Friday, May 22, 2015

'Rollercoaster' author wary about cancer story

D.C. article outlines breast cancer myths — but doesn't the lore contain some truths?

Paige Winfield Cunningham
Despite the information explosion online and elsewhere, myths still exist about breast cancer.

At least that's the contention of Paige Winfield Cunningham, a health-care correspondent for the Washington Examiner, who recently wrote an article — distributed by the Washington Post — listing these five:

1. Breast cancer is mostly linked to family history.

2. Birth-control pills increase the risk of developing the disease. 
3. Larger breasts mean greater risk.
4. All women should do a monthly breast self-exam.
5. Breast cancer research needs more money. 

In my view, Cunningham's too-brief summations leave much to be desired, and contain distortions of the truth.

And could lead patients, caregivers and other supporters into dangerous non-actions.

For example, the writer claims women don't need to do monthly self-exams because statistically those examinations don't improve survival rates. Tell that to my wife: She found her breast cancer early because of self-exams in the shower. She might not be alive today otherwise.

Statistics should be used only as a guideline. 

Each person is an individual, and should make up her own mind regarding prevention and, if necessary, treatment.

My wife's choices are documented in my VitalityPress book, "Rollercoaster: How a man can survive his partner's breast cancer" — which, although aimed at males, can be of use to female patients as well as caregivers. In "Rollercoaster," I, Woody Weingarten, show my wife's decisions but also provide an up-to-date look at research and meds, as well as a guide of where to find help. 

Cunningham's last myth, about funding, contains the notion that "compared with other types of cancer, breast cancer research is swimming in money…thanks to a highly effective public-awareness push that began way before any other anti-cancer efforts."

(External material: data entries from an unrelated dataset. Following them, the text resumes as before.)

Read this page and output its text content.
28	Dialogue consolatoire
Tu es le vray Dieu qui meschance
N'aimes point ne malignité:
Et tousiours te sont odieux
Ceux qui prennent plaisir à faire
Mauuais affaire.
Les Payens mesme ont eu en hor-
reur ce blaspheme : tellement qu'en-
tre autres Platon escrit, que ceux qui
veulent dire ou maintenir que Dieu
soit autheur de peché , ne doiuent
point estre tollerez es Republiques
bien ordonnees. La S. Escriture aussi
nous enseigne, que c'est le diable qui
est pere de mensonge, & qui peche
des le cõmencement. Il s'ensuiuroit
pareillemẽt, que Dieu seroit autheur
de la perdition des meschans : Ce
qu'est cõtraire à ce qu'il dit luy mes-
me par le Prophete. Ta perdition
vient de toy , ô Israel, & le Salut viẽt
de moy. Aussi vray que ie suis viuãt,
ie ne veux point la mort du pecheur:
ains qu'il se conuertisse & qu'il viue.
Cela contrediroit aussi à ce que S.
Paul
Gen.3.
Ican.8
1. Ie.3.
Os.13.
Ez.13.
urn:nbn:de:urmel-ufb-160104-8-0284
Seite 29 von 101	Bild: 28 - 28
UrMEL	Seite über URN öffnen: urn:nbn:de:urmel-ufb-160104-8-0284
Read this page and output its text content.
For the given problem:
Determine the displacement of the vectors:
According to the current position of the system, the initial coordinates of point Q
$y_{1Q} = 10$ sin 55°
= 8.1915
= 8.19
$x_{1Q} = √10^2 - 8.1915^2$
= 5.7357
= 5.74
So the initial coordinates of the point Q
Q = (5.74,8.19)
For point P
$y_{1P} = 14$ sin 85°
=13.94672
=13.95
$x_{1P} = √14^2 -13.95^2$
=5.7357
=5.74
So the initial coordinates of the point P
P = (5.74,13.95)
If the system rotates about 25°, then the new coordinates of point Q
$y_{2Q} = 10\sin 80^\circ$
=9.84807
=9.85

Why not, instead of implying that breast cancer money should go elsewhere, suggest other cancer organizations beef up their appeals? 

I could nit-pick with the way Cunningham presents each of the other three "myths" as well, though their assumptions are basically correct.

Quick, over-simplified lists aimed at gaining an audience generally aren't helpful to potential patients or caregivers, in my opinion — and could, in fact, be hazardous to their health. And that's true regarding any disease, especially life-threatening ones, not just breast cancer.